Najpierw spore opady dostarczające bezustannie wodę, nawet w nadmiarze szły w parze z chłodami, trafiło to także na okres zapyleń kukurydzy. Jednak od samego początku wegetacji roślina ta, tak w gruncie rzeczy jak wszystkie uprawy miała opóźniony rozwój. Późniejsze rozpogodzenie trafiło więc w moment, gdy rośliny wodę już miały i pragnęły tylko ciepła. Wszak kukurydza poza wodą właśnie ciepła potrzebuje.
Plony rosną jeszcze w polu
I choć ciepłych dni było trochę zbyt mało i rośliny wyraźnie czekają na więcej, to potencjał plonotwórczy jest całkiem spory. A o większych zbiorach zdecydować może nie tylko plon, ale i część kukurydzy kiszonkowej, która w efekcie dobrych przyrostów masy zielonej pochodzącej z łąk i pastwisk będzie zapewne w większej proporcji przeznaczona jednak do zbiory na ziarno.
Już teraz jednak KE w sierpniowym monitoringu stanu upraw, opublikowanym wczoraj w JRC MARS Bulletin informuje, że według obecnych ocen satelitarnych średni plony kukurydzy w UE będzie o 2% wyższy od poprzedniego roku, ale o 2% mniejszy z kolei od średniej z ostatnich 5 lat. W tym roku unijne kraje zbiorą średnio 6,93 t kukurydzy na sucho.
Unijni importerzy kukurydzy, zbiorą niezłe plony
Średnia może jednak mylić, bo w całej puli mamy kraje, które tak jak Bułgaria i Rumunia zbiorą odpowiednio 3,25 i 3,35 t/ha, gdzie szacunki plonów w ciągu ostatniego miesiąca spadły o 24% i 19%. Mamy także Hiszpanię i Holandię ze średnim plonem 11,8 t/ha oraz 11,7 t/ha. Na biegunie najwyższych plonów znajdzie się też Belgia z plonem mniejszym o 7% niż w roku ubiegłym, ale nadal wynoszącym 11,2 t/ha.

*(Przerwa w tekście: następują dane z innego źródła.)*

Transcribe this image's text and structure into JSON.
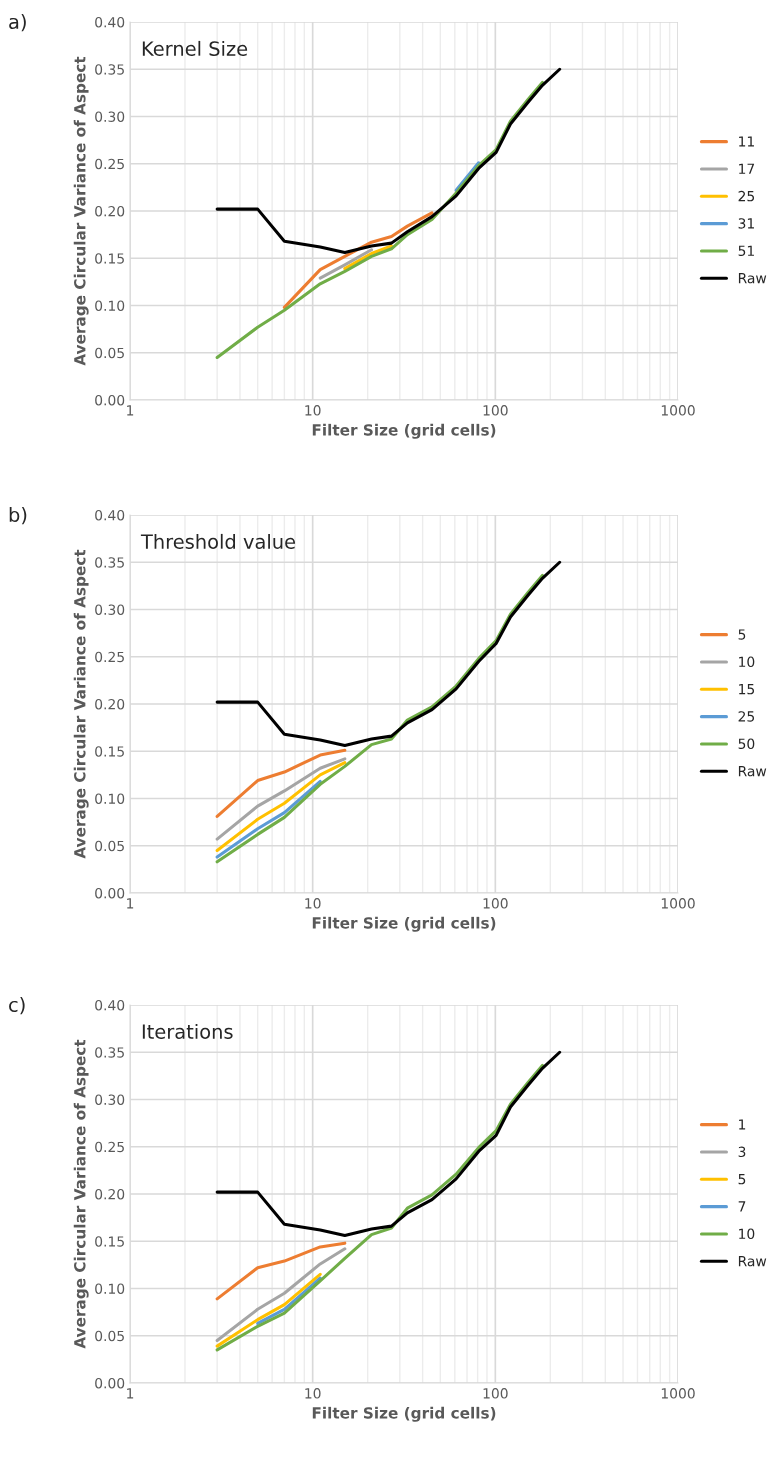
{
  "chart_data": [
    {
      "type": "line",
      "title": "Kernel Size",
      "annotations": [
        "a)"
      ],
      "xlabel": "Filter Size (grid cells)",
      "ylabel": "Average Circular Variance of Aspect",
      "log": "x",
      "xlim": [
        1,
        1000
      ],
      "xticks": [
        1,
        10,
        100,
        1000
      ],
      "ylim": [
        0,
        0.4
      ],
      "yticks": [
        {
          "value": 0,
          "label": "0.00"
        },
        {
          "value": 0.05,
          "label": "0.05"
        },
        {
          "value": 0.1,
          "label": "0.10"
        },
        {
          "value": 0.15,
          "label": "0.15"
        },
        {
          "value": 0.2,
          "label": "0.20"
        },
        {
          "value": 0.25,
          "label": "0.25"
        },
        {
          "value": 0.3,
          "label": "0.30"
        },
        {
          "value": 0.35,
          "label": "0.35"
        },
        {
          "value": 0.4,
          "label": "0.40"
        }
      ],
      "grid": true,
      "legend": "right",
      "line_style": "solid",
      "marker": "none",
      "x": [
        3,
        5,
        7,
        11,
        15,
        21,
        27,
        33,
        45,
        61,
        81,
        101,
        121,
        151,
        181,
        225
      ],
      "series": [
        {
          "name": "11",
          "color": "#ed7d31",
          "values": [
            null,
            null,
            0.098,
            0.138,
            0.152,
            0.167,
            0.173,
            0.184,
            0.198,
            null,
            null,
            null,
            null,
            null,
            null,
            null
          ]
        },
        {
          "name": "17",
          "color": "#a5a5a5",
          "values": [
            null,
            null,
            null,
            0.129,
            0.143,
            0.159,
            null,
            null,
            null,
            null,
            null,
            null,
            null,
            null,
            null,
            null
          ]
        },
        {
          "name": "25",
          "color": "#ffc000",
          "values": [
            null,
            null,
            null,
            null,
            0.139,
            0.155,
            0.163,
            null,
            null,
            null,
            null,
            null,
            null,
            null,
            null,
            null
          ]
        },
        {
          "name": "31",
          "color": "#5b9bd5",
          "values": [
            null,
            null,
            null,
            null,
            null,
            null,
            null,
            null,
            null,
            0.222,
            0.251,
            null,
            null,
            null,
            null,
            null
          ]
        },
        {
          "name": "51",
          "color": "#70ad47",
          "values": [
            0.045,
            0.077,
            0.095,
            0.123,
            0.136,
            0.152,
            0.16,
            0.175,
            0.191,
            0.219,
            0.248,
            0.265,
            0.295,
            0.318,
            0.336,
            null
          ]
        },
        {
          "name": "Raw",
          "color": "#000000",
          "values": [
            0.202,
            0.202,
            0.168,
            0.162,
            0.156,
            0.163,
            0.166,
            0.178,
            0.194,
            0.216,
            0.245,
            0.262,
            0.292,
            0.315,
            0.333,
            0.35
          ]
        }
      ]
    },
    {
      "type": "line",
      "title": "Threshold value",
      "annotations": [
        "b)"
      ],
      "xlabel": "Filter Size (grid cells)",
      "ylabel": "Average Circular Variance of Aspect",
      "log": "x",
      "xlim": [
        1,
        1000
      ],
      "xticks": [
        1,
        10,
        100,
        1000
      ],
      "ylim": [
        0,
        0.4
      ],
      "yticks": [
        {
          "value": 0,
          "label": "0.00"
        },
        {
          "value": 0.05,
          "label": "0.05"
        },
        {
          "value": 0.1,
          "label": "0.10"
        },
        {
          "value": 0.15,
          "label": "0.15"
        },
        {
          "value": 0.2,
          "label": "0.20"
        },
        {
          "value": 0.25,
          "label": "0.25"
        },
        {
          "value": 0.3,
          "label": "0.30"
        },
        {
          "value": 0.35,
          "label": "0.35"
        },
        {
          "value": 0.4,
          "label": "0.40"
        }
      ],
      "grid": true,
      "legend": "right",
      "line_style": "solid",
      "marker": "none",
      "x": [
        3,
        5,
        7,
        11,
        15,
        21,
        27,
        33,
        45,
        61,
        81,
        101,
        121,
        151,
        181,
        225
      ],
      "series": [
        {
          "name": "5",
          "color": "#ed7d31",
          "values": [
            0.081,
            0.119,
            0.128,
            0.146,
            0.151,
            null,
            null,
            null,
            null,
            null,
            null,
            null,
            null,
            null,
            null,
            null
          ]
        },
        {
          "name": "10",
          "color": "#a5a5a5",
          "values": [
            0.057,
            0.092,
            0.108,
            0.132,
            0.142,
            null,
            null,
            null,
            null,
            null,
            null,
            null,
            null,
            null,
            null,
            null
          ]
        },
        {
          "name": "15",
          "color": "#ffc000",
          "values": [
            0.045,
            0.078,
            0.095,
            0.125,
            0.138,
            null,
            null,
            null,
            null,
            null,
            null,
            null,
            null,
            null,
            null,
            null
          ]
        },
        {
          "name": "25",
          "color": "#5b9bd5",
          "values": [
            0.038,
            0.068,
            0.085,
            0.118,
            null,
            null,
            null,
            null,
            null,
            null,
            null,
            null,
            null,
            null,
            null,
            null
          ]
        },
        {
          "name": "50",
          "color": "#70ad47",
          "values": [
            0.033,
            0.062,
            0.08,
            0.115,
            0.134,
            0.157,
            0.163,
            0.183,
            0.197,
            0.219,
            0.248,
            0.267,
            0.295,
            0.318,
            0.336,
            null
          ]
        },
        {
          "name": "Raw",
          "color": "#000000",
          "values": [
            0.202,
            0.202,
            0.168,
            0.162,
            0.156,
            0.163,
            0.166,
            0.18,
            0.194,
            0.216,
            0.245,
            0.264,
            0.292,
            0.315,
            0.333,
            0.35
          ]
        }
      ]
    },
    {
      "type": "line",
      "title": "Iterations",
      "annotations": [
        "c)"
      ],
      "xlabel": "Filter Size (grid cells)",
      "ylabel": "Average Circular Variance of Aspect",
      "log": "x",
      "xlim": [
        1,
        1000
      ],
      "xticks": [
        1,
        10,
        100,
        1000
      ],
      "ylim": [
        0,
        0.4
      ],
      "yticks": [
        {
          "value": 0,
          "label": "0.00"
        },
        {
          "value": 0.05,
          "label": "0.05"
        },
        {
          "value": 0.1,
          "label": "0.10"
        },
        {
          "value": 0.15,
          "label": "0.15"
        },
        {
          "value": 0.2,
          "label": "0.20"
        },
        {
          "value": 0.25,
          "label": "0.25"
        },
        {
          "value": 0.3,
          "label": "0.30"
        },
        {
          "value": 0.35,
          "label": "0.35"
        },
        {
          "value": 0.4,
          "label": "0.40"
        }
      ],
      "grid": true,
      "legend": "right",
      "line_style": "solid",
      "marker": "none",
      "x": [
        3,
        5,
        7,
        11,
        15,
        21,
        27,
        33,
        45,
        61,
        81,
        101,
        121,
        151,
        181,
        225
      ],
      "series": [
        {
          "name": "1",
          "color": "#ed7d31",
          "values": [
            0.089,
            0.122,
            0.129,
            0.144,
            0.148,
            null,
            null,
            null,
            null,
            null,
            null,
            null,
            null,
            null,
            null,
            null
          ]
        },
        {
          "name": "3",
          "color": "#a5a5a5",
          "values": [
            0.045,
            0.078,
            0.095,
            0.126,
            0.142,
            null,
            null,
            null,
            null,
            null,
            null,
            null,
            null,
            null,
            null,
            null
          ]
        },
        {
          "name": "5",
          "color": "#ffc000",
          "values": [
            0.039,
            0.067,
            0.083,
            0.115,
            null,
            null,
            null,
            null,
            null,
            null,
            null,
            null,
            null,
            null,
            null,
            null
          ]
        },
        {
          "name": "7",
          "color": "#5b9bd5",
          "values": [
            null,
            0.063,
            0.078,
            0.111,
            null,
            null,
            null,
            null,
            null,
            null,
            null,
            null,
            null,
            null,
            null,
            null
          ]
        },
        {
          "name": "10",
          "color": "#70ad47",
          "values": [
            0.035,
            0.06,
            0.074,
            0.108,
            0.132,
            0.157,
            0.164,
            0.185,
            0.199,
            0.221,
            0.249,
            0.267,
            0.295,
            0.318,
            0.336,
            null
          ]
        },
        {
          "name": "Raw",
          "color": "#000000",
          "values": [
            0.202,
            0.202,
            0.168,
            0.162,
            0.156,
            0.163,
            0.166,
            0.18,
            0.194,
            0.216,
            0.245,
            0.262,
            0.292,
            0.315,
            0.333,
            0.35
          ]
        }
      ]
    }
  ]
}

Dla całości unijnego rynku ważne jest także, że poza Hiszpanią najwięcej importujące kukurydzy kraje też będą miały niezłe plony. Włochy zbiorą średnio 10,2 t/ha co będzie wynikiem o 2% lepszym od roku ubiegłego. Natomiast Portugalia, gdzie kukurydza zaplonuje na poziomie o 1% słabszym od roku ubiegłego, będzie miała plony 10 t/ha co oznacza z kolei 1% wyższy wynik od wieloletniej średniej.
Eksporterzy nie zaskoczą
Nie są to wyniki likwidujące potrzeby importowe tych krajów, ale i nie podkręcają nastrojów rozbudzających apetyty w krajach eksporterów wewnętrznych Unii. Zresztą tu nie ma też jak na razie większych rewelacji, bo Niemcy ze średnim plonem 9,64 zbiorą nawet 4% mniej z hektara niż w roku ubiegłym, a średnia wieloletnią zaledwie wyrównają.
Francja zbierając 5% mniej niż w poprzednim roku będzie mała plon 8,79 t/ha. Węgry, które dawno już przestały być dużym eksporterem wewnętrznym w UE w tym roku zbiorą średnio 5,62 t/ha, co będzie wynikiem o 13% słabszym od średniej z ostatnich 5 lat.
Na tym tle więc całkiem nie najgorzej wypada Polska, średni plon podnosi się o 1% w stosunku do lipcowych prognoz i wynosząc 7,19 t/ha będzie już tylko o 1% mniejszy od średniej z ostatnich pięciu lat.